宇宙を題材にした数ある小説・コミックの中から、『読書のいずみ』委員・読者スタッフイチオシの作品を集めました。
  • 雪舟えま=文/カシワイ=絵
    『ナニュークたちの星座』
    アリス館/定価1,430円(税込) 本当に光り輝くものとは? 宇宙の遠くどこかの星で、ある少年のクローンたちは資源となる光る石の採集に勤しんでいる。光は子どもにしか見えないため、成長した22号は鉱山を離れ、失踪した23号を探しに首都の紅茶街にいく決心をする。
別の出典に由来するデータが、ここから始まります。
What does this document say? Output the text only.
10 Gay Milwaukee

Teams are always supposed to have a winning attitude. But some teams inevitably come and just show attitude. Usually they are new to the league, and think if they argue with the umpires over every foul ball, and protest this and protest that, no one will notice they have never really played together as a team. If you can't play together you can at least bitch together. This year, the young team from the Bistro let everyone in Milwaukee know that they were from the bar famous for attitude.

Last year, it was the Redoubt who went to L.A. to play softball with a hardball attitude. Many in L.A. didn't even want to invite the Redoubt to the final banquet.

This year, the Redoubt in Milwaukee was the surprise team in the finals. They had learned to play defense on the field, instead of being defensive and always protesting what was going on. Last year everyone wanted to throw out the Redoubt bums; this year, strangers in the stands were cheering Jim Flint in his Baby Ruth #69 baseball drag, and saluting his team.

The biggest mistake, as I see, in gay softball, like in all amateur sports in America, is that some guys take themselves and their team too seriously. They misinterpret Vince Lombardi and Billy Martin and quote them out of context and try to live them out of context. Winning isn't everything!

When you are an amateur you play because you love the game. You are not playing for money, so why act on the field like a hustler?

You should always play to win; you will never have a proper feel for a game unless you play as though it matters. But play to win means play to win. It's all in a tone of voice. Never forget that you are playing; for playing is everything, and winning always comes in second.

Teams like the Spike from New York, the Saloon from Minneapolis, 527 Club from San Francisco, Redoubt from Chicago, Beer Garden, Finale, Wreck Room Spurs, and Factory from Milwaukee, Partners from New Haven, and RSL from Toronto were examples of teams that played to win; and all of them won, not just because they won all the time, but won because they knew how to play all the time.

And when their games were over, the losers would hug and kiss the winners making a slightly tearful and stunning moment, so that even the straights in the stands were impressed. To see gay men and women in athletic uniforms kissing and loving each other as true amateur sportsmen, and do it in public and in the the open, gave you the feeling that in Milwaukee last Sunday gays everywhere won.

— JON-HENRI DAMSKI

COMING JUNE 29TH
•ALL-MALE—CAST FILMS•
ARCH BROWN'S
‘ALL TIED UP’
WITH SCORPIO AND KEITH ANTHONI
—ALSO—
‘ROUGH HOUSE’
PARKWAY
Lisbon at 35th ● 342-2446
モダンなイラストと優しい文で、眠れない夜に寄り添ってくれそうなやわらかなSF。

    (任)

  • 星新一
    『宇宙のあいさつ』
    新潮文庫/定価781円(税込) 本を読みたい! でも時間がない……。そんなあなたには星新一のショートショートがおすすめ。壮年期を迎えた地球文明の運命をえがいた表題作「宇宙のあいさつ」をはじめ、数分程度でサクッと読めるお話が盛りだくさん。いつまでも古びることのない無数の作品世界を是非楽しんでください。

    (中川)

  • 大原まり子
    『一人で歩いていった猫』
    ハヤカワ文庫/定価513円(税込) 表題作は、地球に流刑された猫形態の新人類が人間を従え新たな歴史を創る、始まりの特異点あるいは終りの歴史。広大な銀河網と宇宙史観は、5つの短編がX軸、Y軸、Z軸を縦横に駆け巡ることで一つの有機体として鼓動する。初見での理解は難しい。2、3回の再読をして欲しい。すると貴方はこの宇宙から目を離せなくなる。

    (古本)

 
  • フィリップ・K・ディック〈浅倉久志=訳〉
    『アンドロイドは電気羊の夢を見るか?』
    ハヤカワ文庫/定価990円(税込) AI、人工知能という言葉が囁かれる時代は過ぎ去り、すでに日常の一部となって久しい。日常に最新技術が溶け込むほどに、人間と機械の境界は曖昧になり、溶けていく。本作は、人間と見た目も感情の動きも見分けがつかないアンドロイドが登場した時代、「人間らしさ」とは何なのか、徹底的に突き詰めた筆致が魅力の一冊だ。

    (内田)

  • 劉慈欣〈大森望・他=訳、立原透耶=監修〉
    『三体』
    早川書房/定価2,090円(税込) もしも人類が宇宙からやってくる生命体と対峙することになったら。価値観が多様化した人類は一枚岩にはなれないし、「生き延びたい」という気持ちすら、みんながもっているわけではない。圧倒的な存在に振り回されながら登場人物がそれぞれ価値観や信条を自問し、自らの知によってもがきながら進もうとする。 

    (齊藤)

  • エンリケ・バリオス
    〈石原彰二=訳、さくらももこ=絵〉

    『アミ 小さな宇宙人』
    徳間文庫/定価607円(税込) 印象的な注意書きから始まる、宇宙人アミと少年ペドゥリートの物語。世界11ヶ国で翻訳されており、日本語版にはさくらももこさんの優しいイラストが添えられている。物語を通して伝わってくるメッセージに対して、自分はどう考えるか、自分自身と向き合いながら読みたい一冊。 

    (川柳)

 
  • メノタ
    『果ての星通信 1〜5』
    PASH!コミックス/定価693〜715円 ロシア人の青年マルコは、恋人と新生活を始めようとしていた幸せの絶頂で突然宇宙に転送され、「果ての管理者」として10年働くことを強制される。理不尽に大切な物を奪う「神」など重く深いテーマを扱いつつ、ユニークな星々や宇宙人、理科実験のような「星の育て方」などワクワクも詰まっていて、心の宝箱にしまいたくなるような作品。

    (徳岡)

  • 市川春子
    『宝石の国 1〜11』
    講談社アフタヌーンKC/定価(各)748円(税込) はるか遠い未来の世界で宝石の体を持つ生物たちが、月から来襲し宝石を誘拐しようとする月人と戦う話です。ファンからは「綺麗な蝶々の羽をゆっくりむしり取るよう」とも称される、美麗なイラストと残酷な展開が面白い作品です。